He did not blame her for this outburst; bore her no bitterness. The indictment belonged to him and he admitted it. But in a way it soothed him to think that she had cared for him once. And it had taken him all this time, all the events of the past few weeks, to teach him what love meant, that passion he had almost dreaded, never cultivated, because he liked a quiet even life, free from emotion. When her hot words fell on his ears they opened up visions to which he had been blind so long. Yes; he cared no longer to deceive himself. He did love her; not as Roman loved women, but in his own way, shyly, hesitatingly, with affection of slow growth that had taken deep root. At last he was honest with himself, admitted the fullness of his folly.
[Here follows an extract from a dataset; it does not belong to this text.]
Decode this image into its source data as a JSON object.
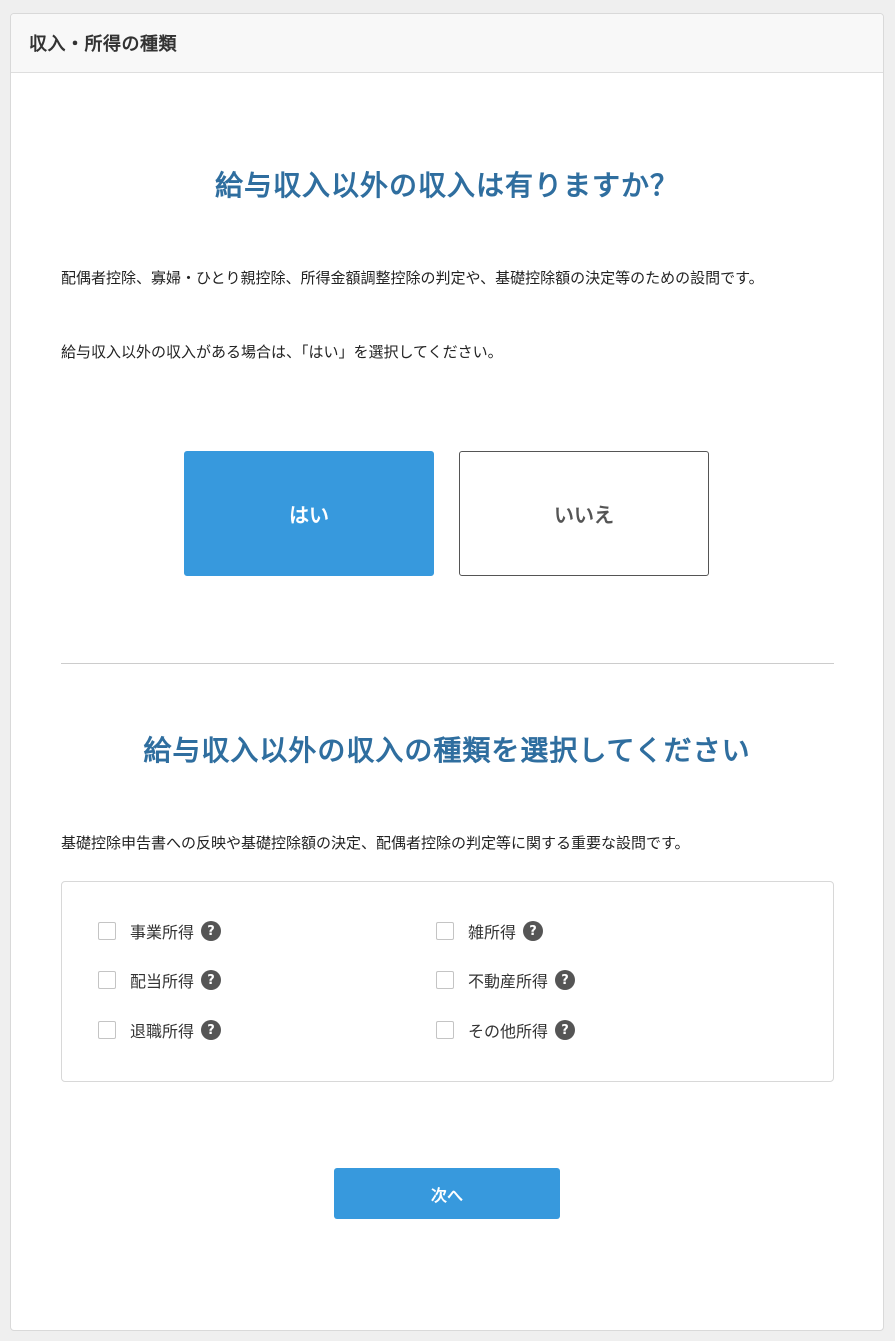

It maddened him to think that all the time, whilst he let things drift because he was too comfortable to plunge into the depths of emotion yet untasted; whilst he, in his blindness, let chances drift by, enjoying to the full that pleasant, uneventful life which had been swept away in war's hurricane forever, whilst he could have given her all the comforts and joys of his wealth; whilst he, ignorant of his own heart, not heartless as she said, but selfish, procrastinating, basked in the sunshine of peace and security--all that time her proud bruised heart had fought against the love he held of no account but longed for now with an intensity which left him sore, wondering, almost indignant at his new capacity for passion.

Pacing his office, he remembered that he could not even give her the generous dowry he had planned a few weeks ago. For the moment he had forgotten his financial troubles. Hastily he opened the big safe which stood in the room, took out account books and deed boxes, made rough calculations. He could give her the paltry sum of twenty thousand roubles, unless the Prussians advanced more rapidly than he expected and seized the remainder of his invested wealth. It was a fifth of what he had planned for her when he took that rapid ride to Warsaw, with Roman at the wheel.
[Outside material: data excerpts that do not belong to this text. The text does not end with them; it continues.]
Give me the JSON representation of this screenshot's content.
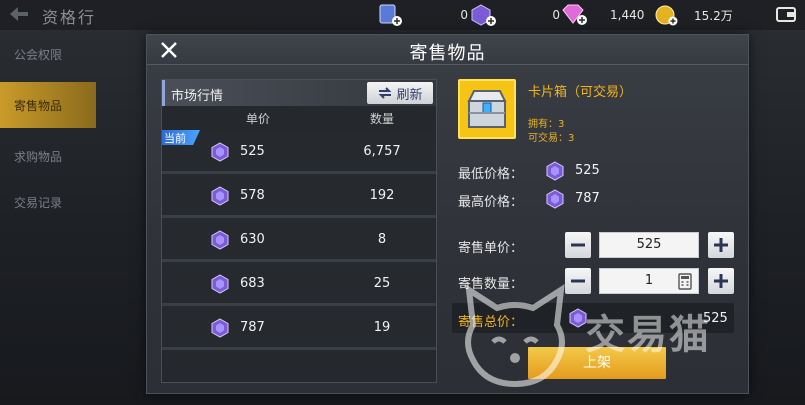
{
  "background": {
    "title": "资格行",
    "sidebar": [
      "公会权限",
      "寄售物品",
      "求购物品",
      "交易记录"
    ]
  },
  "resources": [
    {
      "icon": "card-plus-icon",
      "value": "0"
    },
    {
      "icon": "gem-plus-icon",
      "value": "0"
    },
    {
      "icon": "diamond-plus-icon",
      "value": "1,440"
    },
    {
      "icon": "gold-coin-plus-icon",
      "value": "15.2万"
    }
  ],
  "dialog": {
    "title": "寄售物品",
    "market": {
      "title": "市场行情",
      "refresh_label": "刷新",
      "col_price": "单价",
      "col_qty": "数量",
      "current_tag": "当前",
      "rows": [
        {
          "price": "525",
          "qty": "6,757"
        },
        {
          "price": "578",
          "qty": "192"
        },
        {
          "price": "630",
          "qty": "8"
        },
        {
          "price": "683",
          "qty": "25"
        },
        {
          "price": "787",
          "qty": "19"
        }
      ]
    },
    "item": {
      "name": "卡片箱（可交易）",
      "owned": "拥有：3",
      "tradable": "可交易：3"
    },
    "min_price_label": "最低价格：",
    "min_price": "525",
    "max_price_label": "最高价格：",
    "max_price": "787",
    "unit_price_label": "寄售单价：",
    "unit_price": "525",
    "quantity_label": "寄售数量：",
    "quantity": "1",
    "total_label": "寄售总价：",
    "total": "525",
    "list_button": "上架"
  },
  "watermark": "交易猫",
  "colors": {
    "accent_gold": "#f1b51c",
    "button_orange": "#e8a423",
    "gem_purple": "#7b5bd6"
  }
}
He put back his papers, locked the safe and sought the blue guest-room.

He found Joseph sitting by a round table on which a lamp burned. Martin had put away the Cossack uniform and given him one of Ian's dressing-gowns. His hand was bandaged; but except for that he bore no trace of having passed through the experience of war since he last used that room. Yet Ian's feelings towards him had greatly changed. Before, he deemed him rather a prig, but a successful man, a distant relative who would never give him any trouble but in whom he felt no particular interest; not one he would have chosen for friend; but a man he tolerated as a cousin, with whom he had played, quarreled, learnt, and taken punishment in the long years of childhood.
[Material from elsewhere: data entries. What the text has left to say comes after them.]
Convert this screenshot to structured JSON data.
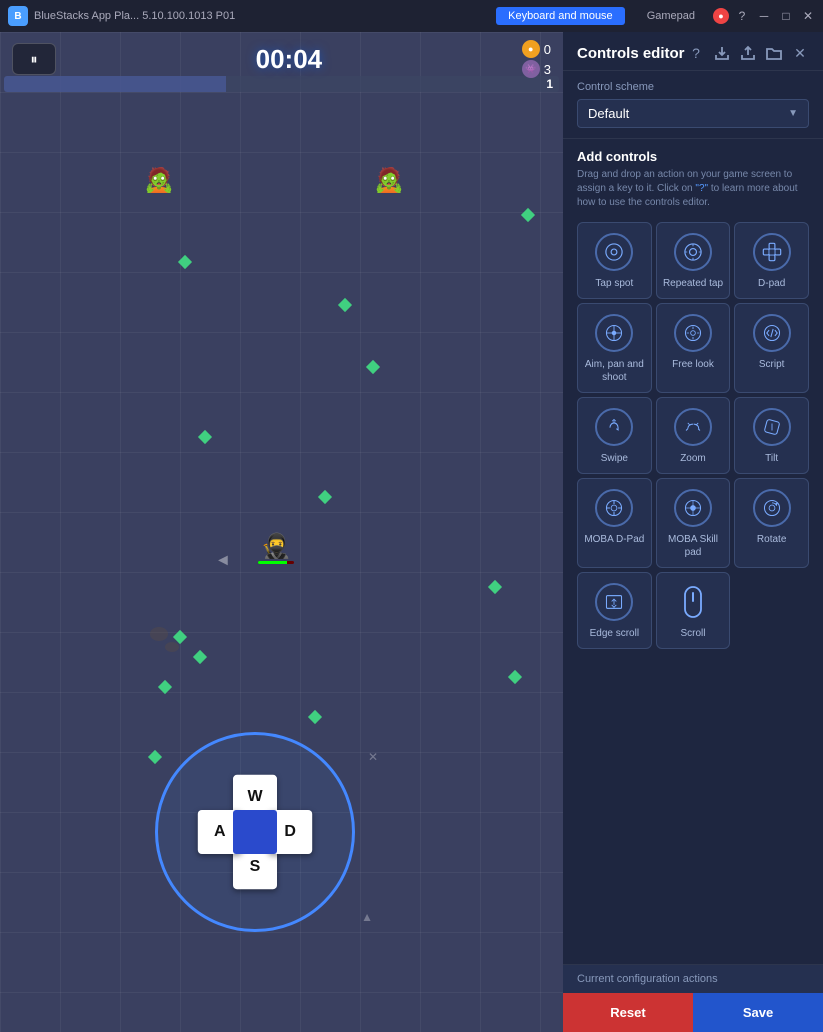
{
  "titlebar": {
    "appname": "BlueStacks App Pla...  5.10.100.1013 P01",
    "tab_keyboard": "Keyboard and mouse",
    "tab_gamepad": "Gamepad",
    "gamepad_indicator": "●"
  },
  "game": {
    "timer": "00:04",
    "score_gold": "0",
    "score_brain": "3",
    "level": "1",
    "pause_label": "⏸"
  },
  "panel": {
    "title": "Controls editor",
    "scheme_label": "Control scheme",
    "scheme_value": "Default",
    "add_controls_title": "Add controls",
    "add_controls_desc": "Drag and drop an action on your game screen to assign a key to it. Click on \"?\" to learn more about how to use the controls editor.",
    "controls": [
      {
        "id": "tap_spot",
        "label": "Tap spot"
      },
      {
        "id": "repeated_tap",
        "label": "Repeated tap"
      },
      {
        "id": "d_pad",
        "label": "D-pad"
      },
      {
        "id": "aim_pan_shoot",
        "label": "Aim, pan and shoot"
      },
      {
        "id": "free_look",
        "label": "Free look"
      },
      {
        "id": "script",
        "label": "Script"
      },
      {
        "id": "swipe",
        "label": "Swipe"
      },
      {
        "id": "zoom",
        "label": "Zoom"
      },
      {
        "id": "tilt",
        "label": "Tilt"
      },
      {
        "id": "moba_dpad",
        "label": "MOBA D-Pad"
      },
      {
        "id": "moba_skill_pad",
        "label": "MOBA Skill pad"
      },
      {
        "id": "rotate",
        "label": "Rotate"
      },
      {
        "id": "edge_scroll",
        "label": "Edge scroll"
      },
      {
        "id": "scroll",
        "label": "Scroll"
      }
    ],
    "current_config_label": "Current configuration actions",
    "reset_label": "Reset",
    "save_label": "Save"
  },
  "dpad": {
    "up": "W",
    "down": "S",
    "left": "A",
    "right": "D"
  }
}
But now, he hated him; hated him for Vanda's sake, for Roman's, for his coming to Ruvno in Prussian uniform, for his letting Roman risk life to save him from a death which, after all, was the consequence of his own conduct. But he determined to master his feelings and get over the meeting without an open quarrel.

Joseph welcomed him with unusual warmth, and this, too, he resented, as he resented his handsome nose and white, even teeth.

"I was hoping you would come," he said. "Tell me all that's happened since this awful war started."

"I won't sit. I've work downstairs."

Joseph gave him a keen look; the tone was ominous.

"You want to know what I was doing on Ruvno soil yesterday."